Harper knew they had a good plan in place. As the middle linebacker, he was going to be keyed in on stopping the fullback, the first rule taught stopping the wishbone or any option attack. He figured he'd be busy. He just didn't have a clue it would be a record-setting day.
 
What helped, he admitted, was the field. As soggy as it was, the attack pretty much stayed between the tackles in a low-scoring affair. With the big guys up front keeping him free of blocker, Harper roamed the turf at will.
 
"We had a really nasty snowstorm the day before the game, so the field was kind of muddy and wet; it wasn't real good ground fitting," Harper said. "I had two or three studs playing the defensive tackles in front of me – Stan Hornung, Andy Poremba and a young Terry Unrein – so we had a really good game plan. We had a great game plan, and we had those defensive tackles lined up in three technique and they were kind of taking everything.

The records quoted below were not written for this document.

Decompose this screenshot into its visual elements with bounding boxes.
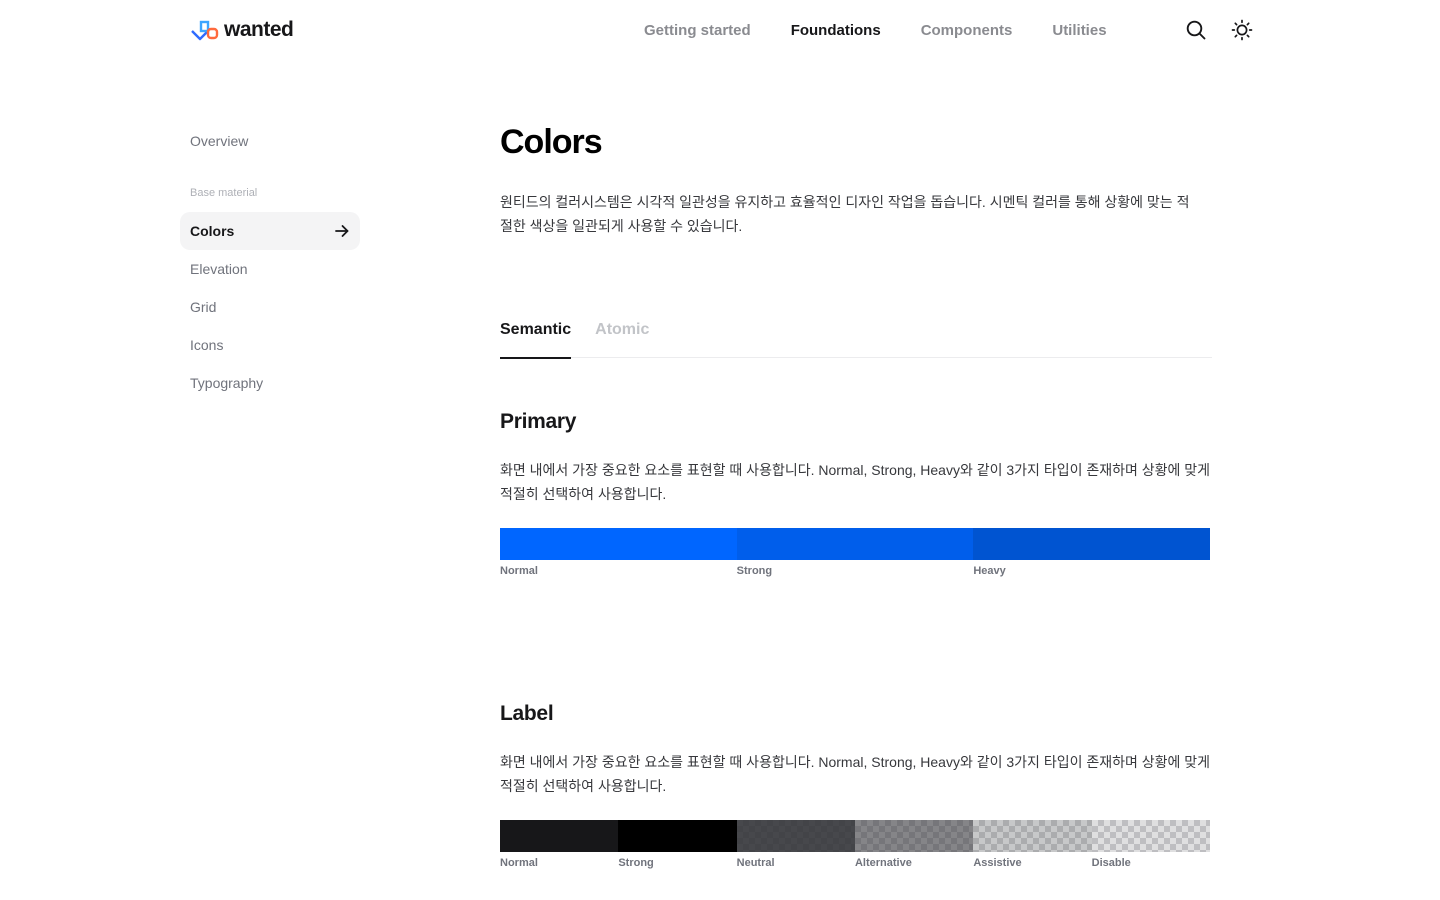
swatch-color: [736, 820, 855, 852]
swatch-label-normal[interactable]: Normal: [500, 820, 619, 870]
swatch-color: [736, 528, 974, 560]
sidebar-item-grid[interactable]: Grid: [180, 288, 360, 326]
search-icon-svg: [1186, 20, 1206, 40]
nav-utilities[interactable]: Utilities: [1052, 20, 1106, 42]
swatch-label: Disable: [1091, 857, 1131, 869]
swatch-label-neutral[interactable]: Neutral: [736, 820, 855, 870]
swatch-color: [854, 820, 974, 852]
swatch-overlay: [618, 820, 737, 852]
search-icon[interactable]: [1184, 18, 1208, 42]
swatch-label: Heavy: [973, 565, 1006, 577]
sidebar-item-colors[interactable]: Colors: [180, 212, 360, 250]
section-description: 화면 내에서 가장 중요한 요소를 표현할 때 사용합니다. Normal, S…: [500, 462, 1211, 502]
swatch-overlay: [736, 820, 855, 852]
swatch-color: [500, 528, 737, 560]
top-header: wanted Getting started Foundations Compo…: [0, 0, 1440, 62]
sidebar-item-label: Typography: [190, 375, 264, 391]
swatch-primary-heavy[interactable]: Heavy: [973, 528, 1211, 578]
tab-atomic[interactable]: Atomic: [595, 320, 649, 358]
sidebar-item-overview[interactable]: Overview: [180, 122, 360, 160]
section-description: 화면 내에서 가장 중요한 요소를 표현할 때 사용합니다. Normal, S…: [500, 754, 1211, 794]
sidebar-item-label: Overview: [190, 133, 249, 149]
swatch-overlay: [1091, 820, 1210, 852]
sidebar-item-label: Colors: [190, 223, 235, 239]
page-title: Colors: [500, 123, 603, 161]
swatch-color: [973, 820, 1092, 852]
sidebar-item-label: Icons: [190, 337, 224, 353]
swatch-label: Neutral: [736, 857, 775, 869]
section-primary: Primary 화면 내에서 가장 중요한 요소를 표현할 때 사용합니다. N…: [500, 408, 1212, 578]
swatch-label-strong[interactable]: Strong: [618, 820, 737, 870]
sidebar-item-typography[interactable]: Typography: [180, 364, 360, 402]
swatch-label: Strong: [736, 565, 773, 577]
sidebar: Overview Base material Colors Elevation …: [180, 122, 360, 402]
swatch-primary-strong[interactable]: Strong: [736, 528, 974, 578]
section-label: Label 화면 내에서 가장 중요한 요소를 표현할 때 사용합니다. Nor…: [500, 700, 1212, 870]
swatch-label-assistive[interactable]: Assistive: [973, 820, 1092, 870]
swatch-color: [1091, 820, 1210, 852]
swatch-color: [973, 528, 1211, 560]
swatch-label: Strong: [618, 857, 654, 869]
sidebar-item-icons[interactable]: Icons: [180, 326, 360, 364]
swatch-row: Normal Strong Heavy: [500, 528, 1211, 578]
wanted-logo-icon: [191, 20, 219, 41]
nav-getting-started[interactable]: Getting started: [644, 20, 751, 42]
logo-text: wanted: [224, 18, 294, 41]
swatch-label-disable[interactable]: Disable: [1091, 820, 1210, 870]
section-title: Label: [500, 702, 554, 725]
swatch-label: Normal: [500, 857, 538, 869]
swatch-label-alternative[interactable]: Alternative: [854, 820, 974, 870]
section-title: Primary: [500, 410, 577, 433]
tab-semantic[interactable]: Semantic: [500, 320, 572, 359]
sidebar-group-label: Base material: [190, 187, 258, 199]
arrow-right-icon: [335, 225, 349, 237]
header-actions: [1184, 18, 1254, 42]
sidebar-item-label: Grid: [190, 299, 217, 315]
sidebar-item-label: Elevation: [190, 261, 248, 277]
swatch-overlay: [973, 820, 1092, 852]
swatch-color: [500, 820, 619, 852]
swatch-row: Normal Strong Neutral Alternative Assist…: [500, 820, 1210, 870]
color-tabs: Semantic Atomic: [500, 320, 1212, 359]
nav-components[interactable]: Components: [921, 20, 1013, 42]
swatch-primary-normal[interactable]: Normal: [500, 528, 737, 578]
nav-foundations[interactable]: Foundations: [791, 20, 881, 42]
swatch-label: Normal: [500, 565, 538, 577]
swatch-overlay: [854, 820, 974, 852]
top-nav: Getting started Foundations Components U…: [644, 20, 1107, 42]
page-description: 원티드의 컬러시스템은 시각적 일관성을 유지하고 효율적인 디자인 작업을 돕…: [500, 194, 1190, 234]
swatch-label: Assistive: [973, 857, 1022, 869]
logo[interactable]: wanted: [190, 18, 294, 42]
swatch-label: Alternative: [854, 857, 912, 869]
sidebar-item-elevation[interactable]: Elevation: [180, 250, 360, 288]
swatch-overlay: [500, 820, 619, 852]
main-content: Colors 원티드의 컬러시스템은 시각적 일관성을 유지하고 효율적인 디자…: [500, 120, 1212, 359]
sun-icon-svg: [1231, 19, 1253, 41]
swatch-color: [618, 820, 737, 852]
sun-icon[interactable]: [1230, 18, 1254, 42]
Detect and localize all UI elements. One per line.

I basically became a free hitter at that point.
 
"Their game plan was to hand off the fullback quite bit, and my job was to smack him every time he touched the ball."
 
What made it all the better was it was Wyoming. Back then, there was no Colorado rivalry. The Buffaloes would appear on the schedule in 1983, marking an end of a 25-year passage in time between the two Front Range schools playing.
 
Those emotions only built through his career, as past players came back to talk of the glories of victories. The stories only became better over time. And they never leave you.
 
Not even when the playing days end Harper started a gardening business down in Arizona.
 
"That was the best part of it," Harper said. "From the day we showed up on campus, it was ingrained into us from Sark Arslanian that Wyoming was the game. All I heard was stories about the great coin toss when both teams got into a brawl, and Sark pulled the team in one time on the student section and they ran down to the stadium through the student section. That's all we ever heard and what we talked about. That was the game.
 
"To this day, I still have a hatred for Wyoming. I had a retail nursery garden center, and quite a few Wyoming people would winter down in Scottsdale, Ariz. Tom Ehlers would send me a stack full of CSU stickers, and whenever I'd walk into the parking lot, whether I was carrying a bag of mulch or manure for a customer or a plant, I'd scan the parking lot and whenever I would see a Wyoming license plate, I'd go and put a CSU sticker on every one of them. That's a true story."
 
Having spent an entire afternoon sticking it to Cowboys, the old habit was hard to break.